Прикрывает глаза, слегка задирает подбородок. Беззвучно вздыхает.
— Это старая история, — четко выговаривает он. Голос отлично поставлен — голос лектора, а текст словно бы уже был рассказан кому-то. Может быть, себе самому или внутреннему обвинителю?..
— Извини. Одна мелочь, — вскидывает руку Левинсон. Оказывается за спиной у Анаит, безошибочно находит и расстегивает замок ожерелья с камеей, опускает его в стоящую на столике тяжелую вазу синего стекла. Все действие занимает пару секунд, а мимолетное прикосновение даже приятно.
— Еще раз простите, Анаит, я понимаю, что все, что вы услышите, вы запомните точно — и перескажете при необходимости, но память все же к делу не подошьешь, в отличие от записи.
— Даже так? — усмехается Шварц.
— Ты рассказывай свою старую историю.
— После Кубы прошла волна разбирательств и отставок. И в доброй половине случаев, как обычно, под удар попали не совсем те люди. Или не те люди, по которым следовало бить в первую очередь. Фактически, если не считать десятка козлов отпущения, армия осталась в прежних руках.
Левинсон приподнимает бровь; мгновение — и он уже сидит на поручне кресла Анаит, опершись локтем на подголовник. Та же противоестественная ломаная поза, что и у Джона, но здесь она объяснима: не желает показывать, что сильно ограничен в движениях, и хочется попросить: не надо, пожалуйста. Не притворяйтесь… Но щемящее ощущение: нельзя, нельзя — перехватывает горло.

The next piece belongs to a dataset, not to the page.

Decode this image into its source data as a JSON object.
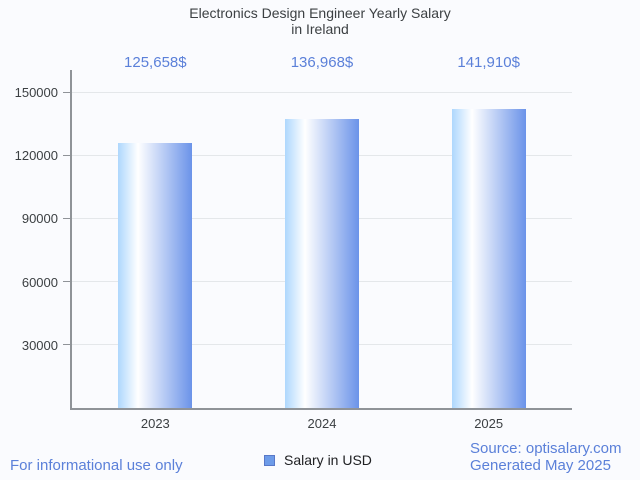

— Нас было четверо, — продолжает Шварц. — Я, Саша, Моран — и эта железяка. Мы все были на Кубе, нам всем не понравилось, а итоги разбирательства нам не понравились еще больше. Наверное, все дальнейшее — моя вина. Я старше Морана на пятнадцать лет и был старше по званию.

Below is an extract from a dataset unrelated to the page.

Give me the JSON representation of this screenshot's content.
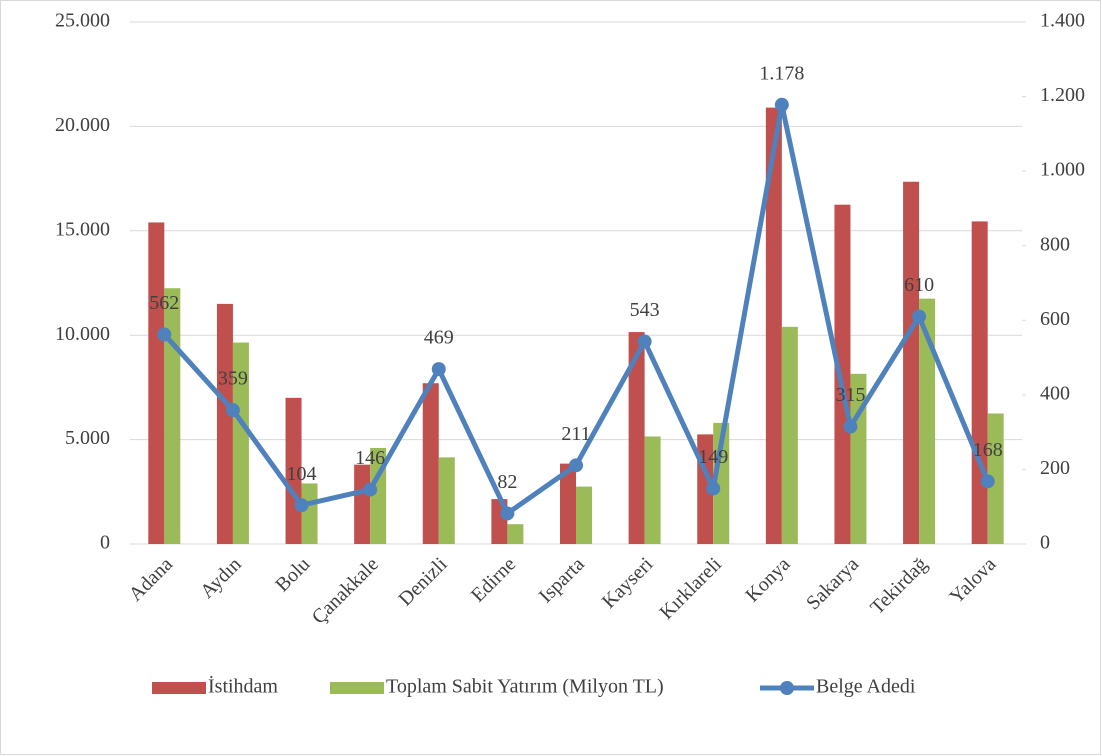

— Этого, — тянет Левинсон, — ты мне раньше не рассказывал. Что интересно, мне и Моран этого раньше не рассказывал. Позволь догадаться, он к тому времени уже успел обзавестись покровителем — и пошел к нему?
— Представления Ричарда Личфилда о правосудии… в достаточной степени совпадали с нашими. Во всяком случае, дело, которое обошлось бы мне довольно дорого, закончилось списанием по состоянию здоровья и переводом на преподавательскую работу. Я не испытывал особой благодарности — предпочел бы сам тонуть и сам спасаться, но Моран всегда был… гиперлоялен по отношению к тем, кого считал «своими людьми». Не следовало ждать от него иного. Так я подумал. Тогда.
— Ты почему мне все-таки ничего не сказал? Я-то был уверен, что ты приземлился здесь как я сам — почти по собственному.
— Потому что мне дали понять, очень ясно дали понять, что меня могли сдать только свои. Моран не знал, кто — но не сомневался, что кто-то был.
— Дурак, — говорит Левинсон.
— Не спорю. В общем, лет через пять я захотел уйти — преподавать не мое дело, и не спорь, не мое. Моран очень долго уговаривал меня остаться. А уговорил меня Личфилд. Напомнив о сроке давности, о том, что улики не уничтожены и о неблагодарности.
— Моран?.. — изумленно спрашивает Анаит.
— Он, кажется, сам и не заметил, что в своей преданности делу — университету — перешел некую грань, — морщится Шварц. — Нет, он едва ли просил надавить на меня. Наверняка он просто пожаловался на такую потерю. И я остался. Тепло, светло и мухи не кусают, в конце концов.
— И ты так и не пытался разобраться? Мы же, в конце концов, все здесь были… Я иногда тебе удивляюсь, все-таки. Ладно, практические соображения, но я бы, например, просто от любопытства помер бы, сидя и не зная. Дальше случился переворот — как я понимаю, ты пришел к Морану предупреждать об уходе — и в этот раз тебя начал шантажировать уже он? А какое колесико у него в голове отказало?
Господи, думает Анаит… если это так, то Моран угрожал Шварцу тем, что погубит его, возможно, себя, и еще двух человек.
— Он считал, что это я не всерьез. И что я могу пойти на таран просто из принципа, но не стану же я подставлять вас. Теперь это все получило новую окраску. После того как Личфилда так удачно снесли, разоблачение его методов и преступлений, которые он покрывал… Вот тебе и ненависть. Я многое пересмотрел за этот год, как ты понимаешь.
— И все еще считаешь, что это могли быть я или Саша? Или убедился, что она?